June 15, 2015
In an article highlighting recent developments within corporate governance and shareholder activism, Torys’ bulletin on the proposed “just say slow” takeover bid regime was referenced in the 2015 Lexpert Guide to the Leading Corporate Lawyers (click here to read the bulletin written by John Emanoilidis, Andrew Gray, Sophia Tolias and Thomas Yeo). The latest set of rules proposed by the Canadian Securities Administrators are aimed at reforming Canada’s takeover bid regime—including an increase in the time period that a takeover bid must remain active, and a minimum shareholder tender of 50 per cent. Below is an excerpt of the article.
We anticipate that hostile bidders will perceive the benefit of engaging more with target boards who will have the ability to waive the minimum tender period for friendly transactions,” write John Emanoilidis, Andrew Gray, Thomas Yeo and Sophia Tolias in Torys LLP’s client bulletin.

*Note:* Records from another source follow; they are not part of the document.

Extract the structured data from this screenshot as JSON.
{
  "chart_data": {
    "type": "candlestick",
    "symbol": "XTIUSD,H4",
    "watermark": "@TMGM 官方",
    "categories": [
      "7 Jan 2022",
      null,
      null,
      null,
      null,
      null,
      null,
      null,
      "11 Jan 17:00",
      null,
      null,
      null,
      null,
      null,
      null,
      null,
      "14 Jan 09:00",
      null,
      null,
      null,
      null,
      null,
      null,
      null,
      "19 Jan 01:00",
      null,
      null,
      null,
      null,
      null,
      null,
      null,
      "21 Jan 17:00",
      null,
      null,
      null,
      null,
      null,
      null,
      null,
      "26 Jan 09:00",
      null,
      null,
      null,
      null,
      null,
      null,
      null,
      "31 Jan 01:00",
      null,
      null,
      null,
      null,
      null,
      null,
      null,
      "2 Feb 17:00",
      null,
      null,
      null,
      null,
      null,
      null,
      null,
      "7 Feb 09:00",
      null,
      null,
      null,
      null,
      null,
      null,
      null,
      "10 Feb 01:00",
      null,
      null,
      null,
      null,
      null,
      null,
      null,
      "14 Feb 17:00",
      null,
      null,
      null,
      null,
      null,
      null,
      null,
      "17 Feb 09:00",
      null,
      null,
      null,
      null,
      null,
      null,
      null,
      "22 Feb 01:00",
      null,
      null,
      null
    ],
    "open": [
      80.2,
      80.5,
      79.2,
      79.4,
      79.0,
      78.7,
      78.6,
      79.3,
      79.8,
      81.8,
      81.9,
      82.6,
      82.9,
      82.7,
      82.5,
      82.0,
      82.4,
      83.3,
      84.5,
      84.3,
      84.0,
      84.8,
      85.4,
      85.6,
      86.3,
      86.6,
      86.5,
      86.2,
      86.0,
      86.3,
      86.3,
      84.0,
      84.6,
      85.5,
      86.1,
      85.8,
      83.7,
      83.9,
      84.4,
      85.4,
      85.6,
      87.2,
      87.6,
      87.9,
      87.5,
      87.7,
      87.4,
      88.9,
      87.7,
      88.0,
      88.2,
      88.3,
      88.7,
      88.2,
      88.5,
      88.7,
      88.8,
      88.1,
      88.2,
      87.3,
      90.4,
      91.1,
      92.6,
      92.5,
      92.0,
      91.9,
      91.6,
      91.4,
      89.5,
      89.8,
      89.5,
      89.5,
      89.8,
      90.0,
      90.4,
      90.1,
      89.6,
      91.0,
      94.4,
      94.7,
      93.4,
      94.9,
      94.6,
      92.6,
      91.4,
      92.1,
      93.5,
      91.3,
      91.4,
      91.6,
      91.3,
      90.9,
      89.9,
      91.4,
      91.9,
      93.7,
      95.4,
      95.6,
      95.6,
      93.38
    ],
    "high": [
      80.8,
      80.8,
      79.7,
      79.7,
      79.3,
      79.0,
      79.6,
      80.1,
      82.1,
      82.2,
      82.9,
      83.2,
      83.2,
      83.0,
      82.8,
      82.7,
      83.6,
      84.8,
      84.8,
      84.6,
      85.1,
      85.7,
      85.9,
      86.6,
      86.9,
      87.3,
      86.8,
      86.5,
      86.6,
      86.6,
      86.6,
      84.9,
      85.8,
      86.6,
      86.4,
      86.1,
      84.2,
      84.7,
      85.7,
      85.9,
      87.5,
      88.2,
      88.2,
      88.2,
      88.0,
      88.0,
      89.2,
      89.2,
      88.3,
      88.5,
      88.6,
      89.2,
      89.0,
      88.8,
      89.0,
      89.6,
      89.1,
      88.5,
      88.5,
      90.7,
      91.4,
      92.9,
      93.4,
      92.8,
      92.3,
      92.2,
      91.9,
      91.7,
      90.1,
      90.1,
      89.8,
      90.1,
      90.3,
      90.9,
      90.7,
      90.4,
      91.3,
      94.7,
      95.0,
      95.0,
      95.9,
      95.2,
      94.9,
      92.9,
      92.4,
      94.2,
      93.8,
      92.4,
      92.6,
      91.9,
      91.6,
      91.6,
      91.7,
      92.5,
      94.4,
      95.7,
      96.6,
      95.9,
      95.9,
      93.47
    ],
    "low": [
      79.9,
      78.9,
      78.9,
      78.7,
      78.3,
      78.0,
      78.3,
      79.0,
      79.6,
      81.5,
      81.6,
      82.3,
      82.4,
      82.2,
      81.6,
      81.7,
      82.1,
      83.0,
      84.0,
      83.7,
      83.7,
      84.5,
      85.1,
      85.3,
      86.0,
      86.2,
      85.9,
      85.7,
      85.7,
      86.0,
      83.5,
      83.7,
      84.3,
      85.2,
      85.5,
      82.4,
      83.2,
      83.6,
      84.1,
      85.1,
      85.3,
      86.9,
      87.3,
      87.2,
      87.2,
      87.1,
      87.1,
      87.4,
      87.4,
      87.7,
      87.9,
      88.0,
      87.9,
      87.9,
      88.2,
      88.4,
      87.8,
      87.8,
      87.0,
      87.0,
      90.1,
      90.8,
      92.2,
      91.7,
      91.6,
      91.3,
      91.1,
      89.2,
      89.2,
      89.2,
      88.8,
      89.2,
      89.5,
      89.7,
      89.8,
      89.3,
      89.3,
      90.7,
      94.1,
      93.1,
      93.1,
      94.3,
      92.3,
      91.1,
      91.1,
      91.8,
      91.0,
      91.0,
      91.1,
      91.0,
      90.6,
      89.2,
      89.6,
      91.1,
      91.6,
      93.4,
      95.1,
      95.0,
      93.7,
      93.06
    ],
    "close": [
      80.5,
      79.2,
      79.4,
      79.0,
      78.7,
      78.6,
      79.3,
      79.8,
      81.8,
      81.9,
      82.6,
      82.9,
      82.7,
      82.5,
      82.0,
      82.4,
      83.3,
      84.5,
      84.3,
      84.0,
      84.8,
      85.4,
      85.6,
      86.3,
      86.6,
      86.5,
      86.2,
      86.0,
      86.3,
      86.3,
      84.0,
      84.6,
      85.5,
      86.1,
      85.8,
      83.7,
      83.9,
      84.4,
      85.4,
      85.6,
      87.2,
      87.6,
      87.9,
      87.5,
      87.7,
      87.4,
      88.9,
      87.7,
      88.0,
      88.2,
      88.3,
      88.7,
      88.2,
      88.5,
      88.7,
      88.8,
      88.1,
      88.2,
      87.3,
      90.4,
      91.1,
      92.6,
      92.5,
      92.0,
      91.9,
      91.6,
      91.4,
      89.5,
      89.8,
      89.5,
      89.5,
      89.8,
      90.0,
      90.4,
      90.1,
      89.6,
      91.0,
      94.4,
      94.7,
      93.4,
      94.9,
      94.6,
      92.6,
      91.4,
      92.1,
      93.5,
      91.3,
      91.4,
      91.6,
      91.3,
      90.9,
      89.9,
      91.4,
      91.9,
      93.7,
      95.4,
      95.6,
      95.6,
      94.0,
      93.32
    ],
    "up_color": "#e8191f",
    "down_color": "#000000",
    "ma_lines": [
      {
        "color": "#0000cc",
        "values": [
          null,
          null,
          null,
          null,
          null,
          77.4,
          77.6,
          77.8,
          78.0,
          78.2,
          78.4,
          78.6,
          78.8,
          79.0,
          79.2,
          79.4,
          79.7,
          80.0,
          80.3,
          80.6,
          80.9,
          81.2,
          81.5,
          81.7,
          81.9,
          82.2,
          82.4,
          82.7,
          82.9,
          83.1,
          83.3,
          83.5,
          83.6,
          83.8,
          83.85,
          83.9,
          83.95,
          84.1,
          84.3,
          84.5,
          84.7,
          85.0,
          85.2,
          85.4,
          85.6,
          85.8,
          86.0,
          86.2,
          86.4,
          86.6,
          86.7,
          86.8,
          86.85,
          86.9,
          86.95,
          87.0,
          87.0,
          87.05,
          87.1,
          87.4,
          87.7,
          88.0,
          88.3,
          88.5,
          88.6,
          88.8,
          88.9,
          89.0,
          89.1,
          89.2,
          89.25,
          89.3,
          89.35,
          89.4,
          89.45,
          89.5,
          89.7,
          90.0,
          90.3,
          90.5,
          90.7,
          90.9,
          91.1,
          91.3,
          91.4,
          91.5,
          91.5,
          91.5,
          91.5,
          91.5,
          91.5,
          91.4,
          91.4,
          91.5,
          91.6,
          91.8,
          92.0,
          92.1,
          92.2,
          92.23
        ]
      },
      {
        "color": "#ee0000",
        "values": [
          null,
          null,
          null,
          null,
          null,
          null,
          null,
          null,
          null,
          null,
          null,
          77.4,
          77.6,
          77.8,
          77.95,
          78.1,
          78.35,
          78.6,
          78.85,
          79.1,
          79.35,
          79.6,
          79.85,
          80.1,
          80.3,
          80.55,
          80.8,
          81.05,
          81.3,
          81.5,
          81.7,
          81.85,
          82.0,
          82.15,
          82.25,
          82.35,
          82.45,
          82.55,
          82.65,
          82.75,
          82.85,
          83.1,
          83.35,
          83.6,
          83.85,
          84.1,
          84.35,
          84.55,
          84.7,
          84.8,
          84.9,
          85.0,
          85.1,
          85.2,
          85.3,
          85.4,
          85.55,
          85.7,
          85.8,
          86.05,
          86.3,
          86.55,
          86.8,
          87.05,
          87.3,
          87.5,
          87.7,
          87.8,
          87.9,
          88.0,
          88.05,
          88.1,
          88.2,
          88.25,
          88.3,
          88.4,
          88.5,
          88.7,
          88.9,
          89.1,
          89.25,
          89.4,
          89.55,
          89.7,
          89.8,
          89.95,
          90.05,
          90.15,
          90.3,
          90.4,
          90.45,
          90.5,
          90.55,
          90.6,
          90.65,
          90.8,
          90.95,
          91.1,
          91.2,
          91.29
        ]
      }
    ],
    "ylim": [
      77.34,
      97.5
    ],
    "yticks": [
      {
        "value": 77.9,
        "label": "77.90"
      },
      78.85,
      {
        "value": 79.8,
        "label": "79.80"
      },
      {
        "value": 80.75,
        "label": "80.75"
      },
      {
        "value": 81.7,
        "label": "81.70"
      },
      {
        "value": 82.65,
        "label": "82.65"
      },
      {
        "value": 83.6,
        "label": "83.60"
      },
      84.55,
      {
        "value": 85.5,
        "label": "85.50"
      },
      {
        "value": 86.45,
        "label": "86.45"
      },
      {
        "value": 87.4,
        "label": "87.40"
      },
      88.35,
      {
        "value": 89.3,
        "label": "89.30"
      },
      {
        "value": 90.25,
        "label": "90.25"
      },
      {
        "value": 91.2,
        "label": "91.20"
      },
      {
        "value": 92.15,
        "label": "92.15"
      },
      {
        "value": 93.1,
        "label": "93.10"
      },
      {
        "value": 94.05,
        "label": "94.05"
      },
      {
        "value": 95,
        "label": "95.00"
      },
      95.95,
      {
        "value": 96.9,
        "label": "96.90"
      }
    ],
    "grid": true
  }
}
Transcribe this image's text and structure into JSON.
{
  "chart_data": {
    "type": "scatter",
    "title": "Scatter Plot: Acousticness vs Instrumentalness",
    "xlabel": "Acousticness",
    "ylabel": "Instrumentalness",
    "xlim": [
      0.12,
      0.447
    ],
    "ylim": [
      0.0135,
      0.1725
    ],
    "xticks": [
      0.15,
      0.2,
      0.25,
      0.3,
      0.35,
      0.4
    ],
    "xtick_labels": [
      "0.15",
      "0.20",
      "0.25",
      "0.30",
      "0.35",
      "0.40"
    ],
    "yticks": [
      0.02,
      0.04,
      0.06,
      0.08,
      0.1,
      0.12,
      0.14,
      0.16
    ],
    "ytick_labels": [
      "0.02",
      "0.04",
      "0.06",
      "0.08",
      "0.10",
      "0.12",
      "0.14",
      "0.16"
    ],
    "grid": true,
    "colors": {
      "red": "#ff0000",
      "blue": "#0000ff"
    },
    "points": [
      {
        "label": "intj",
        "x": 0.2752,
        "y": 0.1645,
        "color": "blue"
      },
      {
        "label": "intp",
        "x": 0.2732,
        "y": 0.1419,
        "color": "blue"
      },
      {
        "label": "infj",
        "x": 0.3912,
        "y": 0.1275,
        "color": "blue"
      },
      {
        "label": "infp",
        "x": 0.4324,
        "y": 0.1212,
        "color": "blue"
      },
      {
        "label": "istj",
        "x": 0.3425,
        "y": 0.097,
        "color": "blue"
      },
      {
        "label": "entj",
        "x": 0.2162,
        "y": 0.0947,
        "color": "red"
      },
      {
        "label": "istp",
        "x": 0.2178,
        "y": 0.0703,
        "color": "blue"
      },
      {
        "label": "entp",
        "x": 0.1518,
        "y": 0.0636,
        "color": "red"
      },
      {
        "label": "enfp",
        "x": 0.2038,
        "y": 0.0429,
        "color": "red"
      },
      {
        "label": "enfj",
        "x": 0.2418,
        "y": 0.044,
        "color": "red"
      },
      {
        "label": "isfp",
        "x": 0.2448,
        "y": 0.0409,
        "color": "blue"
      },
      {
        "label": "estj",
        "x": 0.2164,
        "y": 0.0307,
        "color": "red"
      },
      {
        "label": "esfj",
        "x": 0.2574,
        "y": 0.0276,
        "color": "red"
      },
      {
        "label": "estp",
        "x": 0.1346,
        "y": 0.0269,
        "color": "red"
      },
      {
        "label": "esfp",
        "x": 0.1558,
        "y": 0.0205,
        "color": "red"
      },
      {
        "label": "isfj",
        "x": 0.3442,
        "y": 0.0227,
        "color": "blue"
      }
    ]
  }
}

According to the Torys lawyers, poison pills will still be useful as a device to regulate exempt purchases of target securities. “However, we would expect that the regulators would not generally permit a target board to maintain a poison pill if a bid has been accepted by a majority of disinterested shareholders and if the bid otherwise complies with the new rules,” they write.